Worldreader's goal is to bring ebooks to people in the developing world, and from October 2010 to July 2011 it ran a trial in Ghana to see how well students would adapt to the technology. The pilot project, known as iREAD (Impact on Reading of E-Readers And Digital content), provided Kindles and ebooks to 481 students in nine different Ghanaian cities, and found that for the most part they took to the new devices quite well. The majority of the students were able to learn how to use the Kindles very quickly, in spite of the fact that 43 percent had never used a computer before. And because Worldreader created digital versions of 82 different Ghanaian books, they also had increased exposure to local authors.

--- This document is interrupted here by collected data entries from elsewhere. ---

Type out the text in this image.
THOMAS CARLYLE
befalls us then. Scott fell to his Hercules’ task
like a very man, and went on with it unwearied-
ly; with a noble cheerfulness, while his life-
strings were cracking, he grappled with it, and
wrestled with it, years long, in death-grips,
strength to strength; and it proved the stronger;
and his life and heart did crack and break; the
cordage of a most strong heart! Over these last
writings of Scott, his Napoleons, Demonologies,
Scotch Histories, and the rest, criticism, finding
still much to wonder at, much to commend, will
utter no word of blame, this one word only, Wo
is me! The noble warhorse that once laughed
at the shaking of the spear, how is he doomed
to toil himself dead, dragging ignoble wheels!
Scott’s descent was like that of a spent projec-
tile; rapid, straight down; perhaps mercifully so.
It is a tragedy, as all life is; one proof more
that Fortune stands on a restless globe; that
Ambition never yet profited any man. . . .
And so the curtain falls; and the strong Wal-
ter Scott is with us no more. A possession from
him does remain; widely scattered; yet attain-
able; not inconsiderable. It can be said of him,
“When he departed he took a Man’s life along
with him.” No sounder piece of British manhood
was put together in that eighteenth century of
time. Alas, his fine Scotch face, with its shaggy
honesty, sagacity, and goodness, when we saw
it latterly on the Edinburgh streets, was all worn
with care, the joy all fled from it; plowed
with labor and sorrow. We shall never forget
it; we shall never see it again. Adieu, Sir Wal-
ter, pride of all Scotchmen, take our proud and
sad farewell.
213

There were also fewer lost and stolen e-readers than had been anticipated, but not all of the findings were positive. While the students had a relatively easy time learning how to use the technology, they did run into some problems, including accidentally deleting books and getting distracted by non-reading functions like music. And a surprisingly large amount of the devices ended up breaking — according to Worldreader 243 of the 600 Kindles used were reported damaged. The group says it's working with Amazon and other manufacturers to design rugged e-readers with more accessible software, and is also hoping to expand the project into new areas and start introducing the technology into local teacher's colleges. Meanwhile, a mobile app for feature phones has also been developed to bring e-reading to an even wider audience.